Thursday afternoon Symposium attendees competed in the MPA golf tournament in order to support the MPA Scholarship Fund. The Fund, in partnership with the Wings Over America Scholarship Foundation, offers financial aid to dependents of active duty military members. Since its inception, the foundation has awarded $635,000 to Navy families. This year's winning team were Josh Lowery, Garett Houston, Ben Hayes, and Brian Mulder.
The following day brought the annual Spouse Symposium, where MPA members introduce military spouses to resources and networks that can help them navigate the challenges of family life in the service. This year attendees visited the offices of K9s for Warriors and the Wounded Warriors Foundation.

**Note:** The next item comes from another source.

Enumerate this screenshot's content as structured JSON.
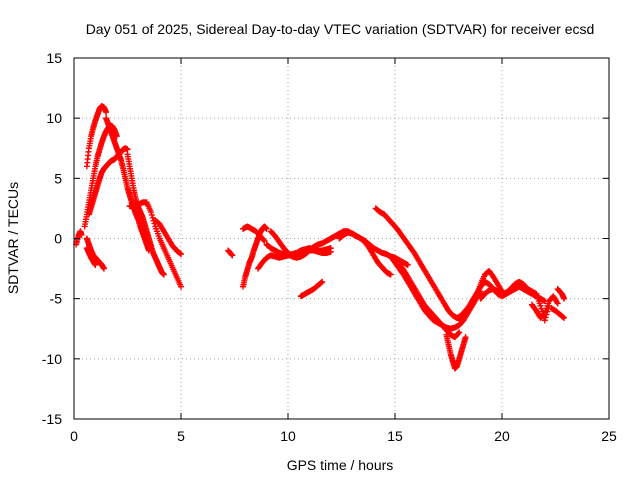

Friday evening members gathered for one last meeting at the flight suit social. Generations of aviators shared stories and made new friends as the festivities brought the week to a close.
"You almost never get opportunities like this outside of the Symposium," said LT John Gillen, a VP-30 Instructor.
In addition to the introduction of new platforms, VP-30 is now training squadrons to conduct Air-to-Air refueling operations with assets from other services. In addition, the UK, Australia, and Norway are all currently represented at NAS Jacksonville among the pilots and aircrew flying the P-8. The arrival of notable foreign military allies to receive training on the P-8 will only increase the influence of the platform around the world.
"One thing is for sure," said CAPT Grady, "the future of the MPRF community is in great shape."